Bateman plays John Beecham, a tall, handsome, noble, handsome, bearded, handsome man, who has severed ties with the East India Company so he can carry out trade in a more respectful manner. And so he purchases the titular estate, ready to begin a new life of decency with his family. But in its rush to convey all of this information, Beecham House’s opening double-bill races through its plot and its characterisation, trying to introduce us to everything and everyone without giving any of them time to breathe. Beecham is, we’re told, a Good Man, but we only know this because of all the exposition-heavy dialogue, while his partner and old friend Samuel (played by the always-excellent Marc Warren) comes across as little more than his Slightly Naughty Sidekick. As for the Beecham staff, they fare no better: they can be summed as The Quiet One, The Sometimes Angry One and The One Who Has Eyes for Beecham’s Soldier Brother.
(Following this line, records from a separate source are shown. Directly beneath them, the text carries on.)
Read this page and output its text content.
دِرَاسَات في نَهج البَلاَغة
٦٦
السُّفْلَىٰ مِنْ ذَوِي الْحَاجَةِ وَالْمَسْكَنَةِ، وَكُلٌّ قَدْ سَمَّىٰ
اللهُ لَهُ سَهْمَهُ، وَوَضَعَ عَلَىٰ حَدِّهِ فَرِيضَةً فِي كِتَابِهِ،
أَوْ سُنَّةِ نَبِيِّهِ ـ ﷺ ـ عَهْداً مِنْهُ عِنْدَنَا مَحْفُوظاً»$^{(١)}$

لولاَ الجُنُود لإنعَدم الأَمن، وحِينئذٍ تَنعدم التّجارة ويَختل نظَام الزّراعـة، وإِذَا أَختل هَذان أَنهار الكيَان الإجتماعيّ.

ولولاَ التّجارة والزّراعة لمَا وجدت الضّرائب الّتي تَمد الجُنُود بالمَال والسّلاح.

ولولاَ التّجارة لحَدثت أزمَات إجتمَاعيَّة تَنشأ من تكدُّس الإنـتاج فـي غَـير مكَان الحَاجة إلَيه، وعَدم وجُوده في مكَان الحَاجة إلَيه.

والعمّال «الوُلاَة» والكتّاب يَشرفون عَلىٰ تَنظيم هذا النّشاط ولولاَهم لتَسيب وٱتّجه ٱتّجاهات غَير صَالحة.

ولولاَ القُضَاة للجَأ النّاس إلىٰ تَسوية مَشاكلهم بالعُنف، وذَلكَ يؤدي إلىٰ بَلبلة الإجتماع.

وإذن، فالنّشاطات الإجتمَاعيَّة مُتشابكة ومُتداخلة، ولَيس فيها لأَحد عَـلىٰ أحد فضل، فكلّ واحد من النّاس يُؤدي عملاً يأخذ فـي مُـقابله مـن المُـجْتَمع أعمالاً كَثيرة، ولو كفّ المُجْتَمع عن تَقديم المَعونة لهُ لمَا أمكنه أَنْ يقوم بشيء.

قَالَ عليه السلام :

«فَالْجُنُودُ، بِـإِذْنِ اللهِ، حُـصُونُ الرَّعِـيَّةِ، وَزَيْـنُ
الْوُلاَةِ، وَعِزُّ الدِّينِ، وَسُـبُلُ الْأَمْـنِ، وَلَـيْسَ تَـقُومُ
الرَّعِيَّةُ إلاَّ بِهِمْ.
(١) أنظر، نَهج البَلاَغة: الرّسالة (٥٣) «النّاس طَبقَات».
Chandrika (Pallavi Sharda), aka. The One Who Has a Past with Beecham, gets a brief moment to begin fleshing out her mysterious role, as children and other entanglements coming into play, but she’s sadly overshadowed by the presence of Lesley Nicol as Beecham’s constantly complaining mother, who doesn’t like the heat, the scorpions or the food – or the Indians, for that matter. She renames the household staff to English-friendly monikers she can remember, something that Beecham corrects her on, but then continues to tolerate her patronising behaviour – whether played for laughs or dramatic tension, her unwavering political incorrectness only reinforces the kind of colonial tropes that the series purportedly sets out to change. There’s chance, of course, for growth, lessons and important messages as the programme continues, but its introductory double-bill feels more artificial than authentic, from the colourful, yet curiously dust-free, sets to the token romance with governess Margaret (Dakota Blue Richards). The cast are doing their best but Beecham House needs more depth to become more than just Downton Delhi. Go in with lowered, soapy expectations to get the most out of it.
The Crystal Maze (All 4)
It is a truth universally acknowledged that the only thing more satisfying than solving a puzzle is watching someone else fail to solve it while shouting loudly at the telly. The Crystal Maze, back once again for another round of rebooted fun, continues to tap into that timeless truth, producing an hour of easy-viewing TV that’s as enjoyably agonising as ever. There’s fresh intrigue in this season, as it brings with it The Eastern Zone, which is inspired by the historic art, architecture and monuments of East Asia – replacing the Medieval Zone. The result, whether the broad-stroked approach to culture is sensitive or not, means new rooms to add into the mix, and the balanced variety of tasks – from memory challenges to rolling balls down slopes – remains well suited to the participants on each team. Here, they include Jeff Stelling (who gets phased by a spinning chair), Paralympian Hannah Cockcroft (who conquers everything set before her) and Tom Rosenthal, who promptly gets everyone else wet after falling in the water. Watching Richard Ayoade run from moisture is immensely satisfying, before he switches back into his cool, calm self moments later. “Time… who cares?” he muses, sarcastically, as someone is about to get locked in a room. “It’s not like anybody’s going to die.” Welcome back, The Crystal Maze. We missed you.